Meal Prep: A Simple System for a Less Chaotic Week.

We typically try to improve our lives through adding discipline. New habits. New routines. Better planning apps. Sometimes the improvement isn’t in adding something to our lives, but rather in removing things that aren’t really necessary. Food is a huge example of that.

Every day, we make a bunch of choices that we probably don’t pay attention to. What will I eat? What do I want for lunch? When should I cook? Should I even bother? Is now a good time to start cooking or not? What do I want? Should I just order out again?

They all look like small decisions, and I say probably because they do seem like small decisions, but all of these choices take some part of our time during the week and they chip away at our mental energy and our attention. Meal prep can help to alleviate some of the unnecessary time and energy spent making choices like these, and without having to uproot your entire lifestyle in the process.

At its most basic, meal prepping is planning and preparing for the meals you’ll need in the week or days ahead. But meal prep is much bigger than that; it’s a system for making your life a little bit more predictable.

Meal prep makes your day more predictable. If you have already prepared your food and know what’s for your upcoming meal, you don’t have to worry about that meal anymore; you can simply eat and move on. Your meal has been chosen and you don’t have to decide when, where or what you’re going to eat during a time when other, perhaps more important decisions are being made.

This predictability creates a calmer routine without adding effort or time.

Meal prep also helps you do something more efficiently. If you have to do something every day, it will probably feel very repetitive. Every morning you cook and prepare some ingredients, every afternoon you clean up all those pots and pans, and you do this all week long. While this is one way of doing it, it’s not always the most efficient use of your time.

Meal prep allows you to do these activities as one single block of time, instead of one small block of activities spread throughout the week. You’re not spending all this time every single day doing a repetitive set of activities over and over again; it’s just once or maybe twice a week and then you’re done. This is not only a more efficient use of your time, but it is less distracting as well.

Finally, meal prep helps alleviate some of the decision fatigue from making repetitive choices throughout your day. By reducing the choices and making them less repetitive, you free up some of your mind that’s been tied up all week by the question: What am I going to eat tonight?

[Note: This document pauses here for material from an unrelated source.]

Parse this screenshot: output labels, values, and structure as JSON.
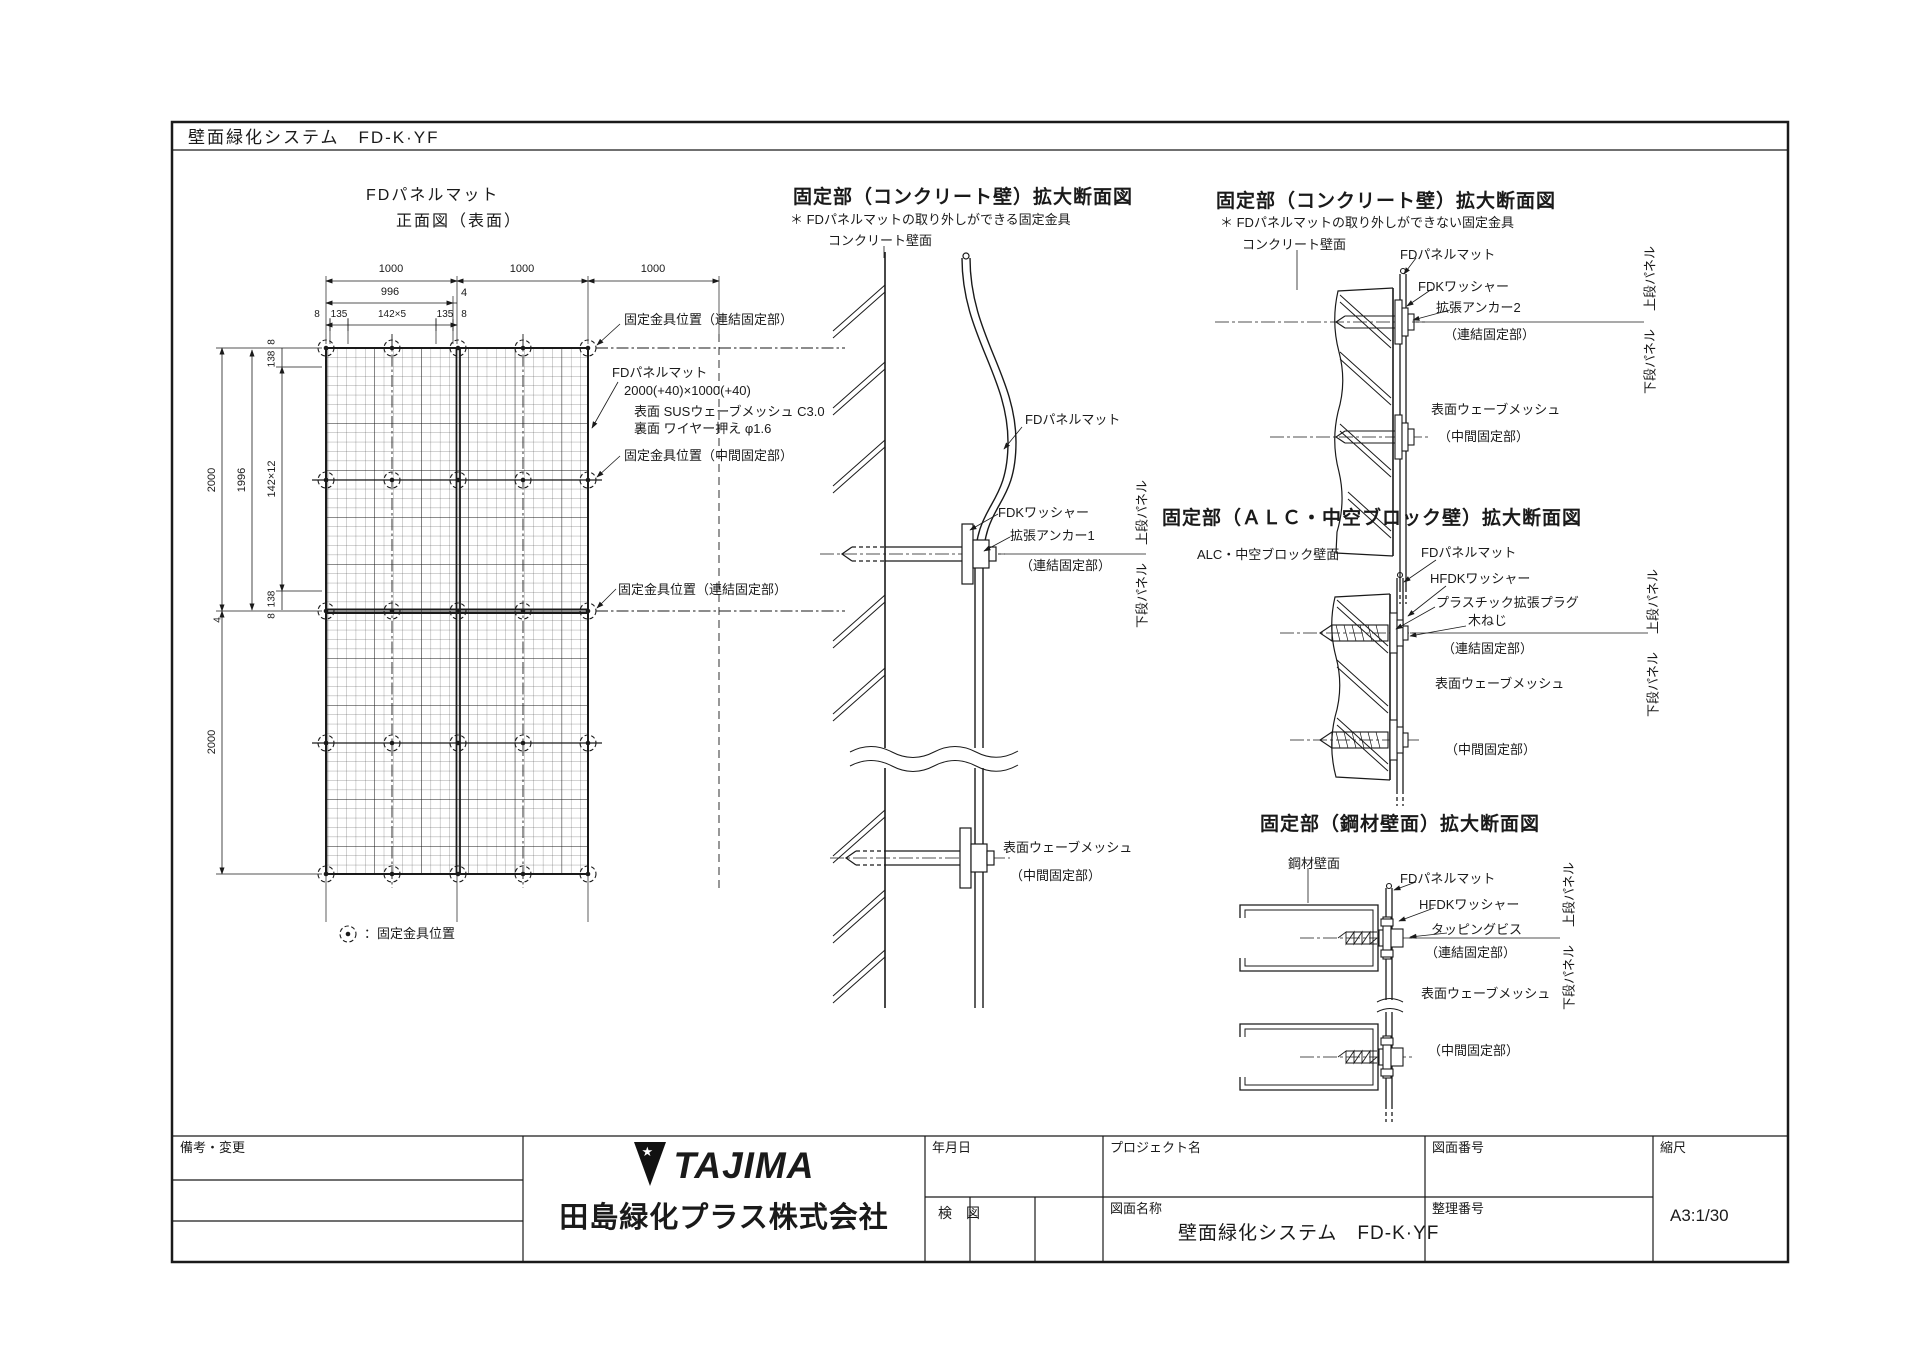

By reducing the number of food related decisions, you free yourself of those repetitive distractions and your day becomes a little less scattered and you feel less like you have to rush at the end of every day. There’s a little more clarity to your daily schedule.

Meal prep can be a complicated thing if you let it be one, but like all good systems, it is simplest to follow. Meal prepping doesn’t necessarily mean you need to make all your meals for a week or all of your meals for the day. You may even want to prep some things throughout the day, but as long as you keep your schedule for preparing food to a minimum and you keep the preparation itself simple, meal prepping becomes very manageable.

Some people like to prep multiple meals at a time, whereas others like to do just one meal and just prep some meat and veggies for the rest of the week that they can mix and match as they please. The goal is simple: you want to reduce the time spent making meal choices during the week so that the process is easy to manage.

It’s hard to know where to start when trying something new, especially something as simple as meal prep. Most of us tend to overthink things before we start, and that usually leads us in the wrong direction and into an even bigger problem. What we need is a system that’s simple and easy to learn.

A few recipes. Familiar, healthy ingredients. Some time in the kitchen.

Once you get started, things can evolve. You start to get a feeling for the best ways of keeping the process simple and easy to repeat in the week ahead, but also the best ways of staying organized with everything throughout the week.

As you go, you may not see much of a big difference in your routine, but over time you will start to feel the effect. There will be fewer decisions to make. Less uncertainty about the week ahead. Less stress about being unprepared to meet some demands.

It all comes down to the stability of your schedule and the peace of mind that it brings to you. That stability is what can help to make the week feel more manageable and a little less chaotic overall.